Malzemenin, yemeğin en önemli öğesi olduğu, tazeliğin ve doğallığın öne çıktığı bir gastronomi cenneti İtalya…Şeflerin sık kullandığı bir laf vardır: “Kötü malzemeden asla iyi yemek yapamazsınız” derler, “Ama kötü bir şefseniz, iyi malzemeden bile kötü bir yemek yapabilirsiniz.” İtalyanlar bu konuda oldukça şanslı. İyi bir coğrafyaları ve çok eskiye uzanan yemek aşkları var. Çok seviyorlar yemek yemeyi. Enteresan da bir yemek düzenleri var. Önce başlangıç alıyorlar. Genellikle bu bir salata oluyor. Sonrasında makarna, pizza veya risotto’yla devam ediyorlar. Et veya balıktan birini ana yemek olarak seçiyorlar ve tatlıyla bitiriyorlar. Oldukça fazla da şarap tüketiyorlar yemek eşliğinde.
Geçen hafta başkentleri Roma’daydım. Farklı restoranlar denedim. Bazıları ciddi hayal kırıklığıydı. Bazıları da çok iyiydi. Bunlar arasından öne çıkan iki restoranı tavsiye etmek isterim. Birincisi yüksek fiyatları, kendine has tarzıyla, dünya gastronomisinin iyi lokantalarından biri ‘Le Pergola’. Roma’ya tepeden bakan Waldorf Astoria Hotel’in en üst katında nefis bir panaroması var. Şefi, dünyaca meşhur 3 Michelin Yıldızlı Heinz Beck.
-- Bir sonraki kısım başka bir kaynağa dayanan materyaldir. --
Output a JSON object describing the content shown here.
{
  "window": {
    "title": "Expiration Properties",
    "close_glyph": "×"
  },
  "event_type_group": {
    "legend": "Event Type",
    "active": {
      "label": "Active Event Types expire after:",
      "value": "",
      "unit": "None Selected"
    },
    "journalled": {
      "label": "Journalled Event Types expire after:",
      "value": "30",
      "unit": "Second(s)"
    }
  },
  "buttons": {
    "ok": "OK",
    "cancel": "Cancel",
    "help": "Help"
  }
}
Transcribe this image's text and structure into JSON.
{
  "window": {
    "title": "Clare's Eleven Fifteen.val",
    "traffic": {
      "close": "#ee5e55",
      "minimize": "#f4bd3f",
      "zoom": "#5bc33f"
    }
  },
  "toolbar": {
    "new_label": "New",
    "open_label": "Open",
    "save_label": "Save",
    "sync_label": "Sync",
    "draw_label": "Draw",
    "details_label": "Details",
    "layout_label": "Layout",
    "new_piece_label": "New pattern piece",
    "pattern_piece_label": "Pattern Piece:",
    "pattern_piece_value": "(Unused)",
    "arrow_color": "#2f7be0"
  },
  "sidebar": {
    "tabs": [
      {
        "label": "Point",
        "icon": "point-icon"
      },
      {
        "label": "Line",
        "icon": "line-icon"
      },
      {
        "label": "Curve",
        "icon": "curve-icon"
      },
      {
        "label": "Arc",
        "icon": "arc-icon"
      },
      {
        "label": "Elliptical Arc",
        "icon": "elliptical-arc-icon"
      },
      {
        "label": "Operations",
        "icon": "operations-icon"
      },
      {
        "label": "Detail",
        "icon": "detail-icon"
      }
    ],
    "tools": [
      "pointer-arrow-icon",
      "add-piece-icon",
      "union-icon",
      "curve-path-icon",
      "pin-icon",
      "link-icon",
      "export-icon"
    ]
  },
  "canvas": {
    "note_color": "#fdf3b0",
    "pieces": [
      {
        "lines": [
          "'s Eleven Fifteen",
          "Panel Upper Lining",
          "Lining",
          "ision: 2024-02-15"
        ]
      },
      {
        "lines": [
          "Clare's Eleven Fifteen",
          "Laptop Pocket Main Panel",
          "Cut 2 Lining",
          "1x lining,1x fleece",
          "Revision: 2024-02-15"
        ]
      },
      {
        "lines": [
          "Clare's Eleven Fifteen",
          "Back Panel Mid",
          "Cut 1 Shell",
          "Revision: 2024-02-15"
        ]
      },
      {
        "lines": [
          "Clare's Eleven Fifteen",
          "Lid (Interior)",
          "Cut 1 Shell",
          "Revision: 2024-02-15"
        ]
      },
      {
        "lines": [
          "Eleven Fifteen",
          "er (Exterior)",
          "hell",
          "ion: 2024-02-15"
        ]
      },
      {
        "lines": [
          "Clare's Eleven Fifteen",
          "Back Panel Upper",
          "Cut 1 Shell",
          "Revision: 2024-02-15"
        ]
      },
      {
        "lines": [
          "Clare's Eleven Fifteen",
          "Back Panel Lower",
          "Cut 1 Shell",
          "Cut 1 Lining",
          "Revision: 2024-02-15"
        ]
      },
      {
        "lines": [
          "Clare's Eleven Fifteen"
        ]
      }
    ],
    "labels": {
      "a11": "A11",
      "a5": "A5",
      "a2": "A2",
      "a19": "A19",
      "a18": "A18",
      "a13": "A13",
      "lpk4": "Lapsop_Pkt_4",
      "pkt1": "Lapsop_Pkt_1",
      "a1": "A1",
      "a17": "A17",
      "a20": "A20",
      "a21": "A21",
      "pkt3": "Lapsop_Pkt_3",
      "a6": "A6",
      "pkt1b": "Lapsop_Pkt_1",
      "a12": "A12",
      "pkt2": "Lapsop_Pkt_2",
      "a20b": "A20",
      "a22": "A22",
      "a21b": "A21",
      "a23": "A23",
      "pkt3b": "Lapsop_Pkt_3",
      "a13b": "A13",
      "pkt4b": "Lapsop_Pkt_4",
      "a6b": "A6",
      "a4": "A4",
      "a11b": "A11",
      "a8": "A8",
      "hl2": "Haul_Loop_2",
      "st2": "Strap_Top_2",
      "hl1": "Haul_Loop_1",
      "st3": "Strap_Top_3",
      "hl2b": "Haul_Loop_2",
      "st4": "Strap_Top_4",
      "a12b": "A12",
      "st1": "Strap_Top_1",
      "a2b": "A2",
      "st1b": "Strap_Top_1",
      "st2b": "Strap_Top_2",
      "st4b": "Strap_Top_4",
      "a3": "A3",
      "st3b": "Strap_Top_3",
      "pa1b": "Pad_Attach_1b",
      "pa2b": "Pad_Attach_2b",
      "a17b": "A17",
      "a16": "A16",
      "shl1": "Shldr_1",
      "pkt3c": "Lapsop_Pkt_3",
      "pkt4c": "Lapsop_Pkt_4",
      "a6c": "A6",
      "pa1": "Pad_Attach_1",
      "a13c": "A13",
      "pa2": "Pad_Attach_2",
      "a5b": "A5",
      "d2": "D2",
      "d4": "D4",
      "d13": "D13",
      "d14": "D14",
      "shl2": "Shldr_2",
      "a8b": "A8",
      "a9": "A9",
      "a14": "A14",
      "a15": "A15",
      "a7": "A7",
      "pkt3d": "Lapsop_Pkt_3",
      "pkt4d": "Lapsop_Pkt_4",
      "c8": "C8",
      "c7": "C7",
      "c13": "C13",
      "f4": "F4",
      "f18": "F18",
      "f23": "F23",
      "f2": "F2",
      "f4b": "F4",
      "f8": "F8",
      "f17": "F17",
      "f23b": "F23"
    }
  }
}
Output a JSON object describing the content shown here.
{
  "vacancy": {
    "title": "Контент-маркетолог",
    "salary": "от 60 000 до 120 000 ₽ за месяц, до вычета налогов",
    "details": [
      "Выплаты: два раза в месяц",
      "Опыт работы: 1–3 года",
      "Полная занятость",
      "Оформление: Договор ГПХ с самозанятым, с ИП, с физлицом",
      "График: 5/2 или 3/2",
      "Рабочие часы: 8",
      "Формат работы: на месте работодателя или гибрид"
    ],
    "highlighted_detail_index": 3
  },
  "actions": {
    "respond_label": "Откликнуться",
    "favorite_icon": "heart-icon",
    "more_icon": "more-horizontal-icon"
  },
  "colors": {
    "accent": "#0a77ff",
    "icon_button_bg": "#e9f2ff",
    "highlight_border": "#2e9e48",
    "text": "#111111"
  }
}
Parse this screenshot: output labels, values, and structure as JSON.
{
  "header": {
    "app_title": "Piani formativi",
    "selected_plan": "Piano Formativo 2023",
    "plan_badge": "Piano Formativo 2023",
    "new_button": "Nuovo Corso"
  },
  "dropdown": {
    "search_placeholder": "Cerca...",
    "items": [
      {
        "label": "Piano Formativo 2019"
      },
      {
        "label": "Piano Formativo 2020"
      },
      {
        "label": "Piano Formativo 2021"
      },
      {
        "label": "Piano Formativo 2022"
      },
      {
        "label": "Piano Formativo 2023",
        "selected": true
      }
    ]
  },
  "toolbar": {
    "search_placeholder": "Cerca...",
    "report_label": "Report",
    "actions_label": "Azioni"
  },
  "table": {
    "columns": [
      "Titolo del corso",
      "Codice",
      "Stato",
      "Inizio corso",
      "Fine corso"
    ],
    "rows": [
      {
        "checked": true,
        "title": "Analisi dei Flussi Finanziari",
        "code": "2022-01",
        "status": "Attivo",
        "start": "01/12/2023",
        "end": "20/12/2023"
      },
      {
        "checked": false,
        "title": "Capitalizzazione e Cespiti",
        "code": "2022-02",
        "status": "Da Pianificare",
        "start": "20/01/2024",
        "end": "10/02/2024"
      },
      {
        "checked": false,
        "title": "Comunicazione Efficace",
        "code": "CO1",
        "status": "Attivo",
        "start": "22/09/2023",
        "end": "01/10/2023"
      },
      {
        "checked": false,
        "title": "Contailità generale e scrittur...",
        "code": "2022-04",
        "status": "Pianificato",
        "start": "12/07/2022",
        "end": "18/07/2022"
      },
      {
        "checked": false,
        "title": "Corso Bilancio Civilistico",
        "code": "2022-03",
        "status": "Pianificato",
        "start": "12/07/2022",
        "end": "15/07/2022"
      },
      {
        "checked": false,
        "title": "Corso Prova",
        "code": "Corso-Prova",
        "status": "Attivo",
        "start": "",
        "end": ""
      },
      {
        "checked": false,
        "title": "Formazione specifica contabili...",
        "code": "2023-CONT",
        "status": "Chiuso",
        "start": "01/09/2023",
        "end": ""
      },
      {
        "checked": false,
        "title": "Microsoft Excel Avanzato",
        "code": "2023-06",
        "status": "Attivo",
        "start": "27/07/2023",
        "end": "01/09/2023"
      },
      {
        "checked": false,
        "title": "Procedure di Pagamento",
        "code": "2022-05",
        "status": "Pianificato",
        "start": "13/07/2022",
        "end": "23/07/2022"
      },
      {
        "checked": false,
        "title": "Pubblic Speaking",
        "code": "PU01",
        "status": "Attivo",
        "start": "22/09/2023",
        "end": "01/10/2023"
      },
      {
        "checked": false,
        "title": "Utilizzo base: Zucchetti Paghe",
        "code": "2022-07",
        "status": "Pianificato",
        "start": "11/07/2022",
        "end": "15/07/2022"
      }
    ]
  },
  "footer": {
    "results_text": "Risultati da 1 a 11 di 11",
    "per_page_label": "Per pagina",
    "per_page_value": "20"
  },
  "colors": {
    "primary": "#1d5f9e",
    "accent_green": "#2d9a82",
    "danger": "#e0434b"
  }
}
Alman asıllı birinin, belki de İtalya’nın en meşhur restoranının şefi olması garip. Zira, İtalyanlar özellikle gastronomik anlamda oldukça tutucu ve muhafazakârdır. Restoranın çok iddialı bir şarap mönüsü var. ‘Wine Spectator’ isimli saygın bir şarap dergisinde yıllarca ‘en iyi şarap listesine sahip restoranlar’ arasında en üst sıralarda yer aldı. Yemekleriyse adına yakışır şekilde kusursuza yakın.
Her 3 Michelin Yıldızlı restoran gibi farklılıkları mevcut. Mesela 100’e yakın sudan oluşan bir su mönüsü var. Türkiye’de birçok restoranın mönüsündeki şarap seçeneğinin bu kadar geniş olmadığını düşünürseniz, farklılığa daha iyi idrak edebilirsiniz. Su istediginizde önce önünüze mönü geliyor. Birçokları arasından seçim yapmak o kadar da kolay değil. Bazıları böyle detayları beğenirken, bazıları bunu aşırı formalite olarak görüyor.
Burada sofistike olan hiçbir şey yok
Roma’da beğendiğim bir diğer restoran ise ‘San Marco’. Burada hiçbir formalite yok. Fiyatlar oldukça makul. Her daim tıklım tıklım dolu. Şarap mönüsü, ‘Le Pergola’nın su mönüsüyle bile kıyaslanamaz. Ama yemekleri en az ‘Le Pergola’ kadar lezzetli. Burada sofistike olan hiçbir şey yok. En iyi yaptıkları yemek pizza. Özellikle de buffalo mozzarellalı olanı. İncecik kıtır bir hamurun üzerinde bizim Çanakkale domatesini andıran lezzete ve kokuya sahip domates sosu, üzerine dilimlenmiş enfes bir buffalo mozzarella ve biraz taze fesleğen… Odun fırınının kokusunun pizzaya verdiği lezzetse baştan çıkarıcı.
Neticede, her iki restoran da birbirinden çok farklı olmasına rağmen oldukça etkileyici ve başarılı. İnsanların farklı gereksinimleri sonucu ortaya çıkan bu zengin gastronomi seçenekleri bizim için şans. “Hangisi doğru?” diye tartışmak yersiz olur. Bence dilediğimiz zaman, ihtiyaçlarımız doğrultusunda gönlümüzün bizi götürdüğü restorana gidelim. Şükredelim ve keyfini çıkaralım.
İtalyan mutfağı, sizi kendine aşık edip üzerine bir de müthiş bir şekilde özlem duyduracak kadar güzeldir.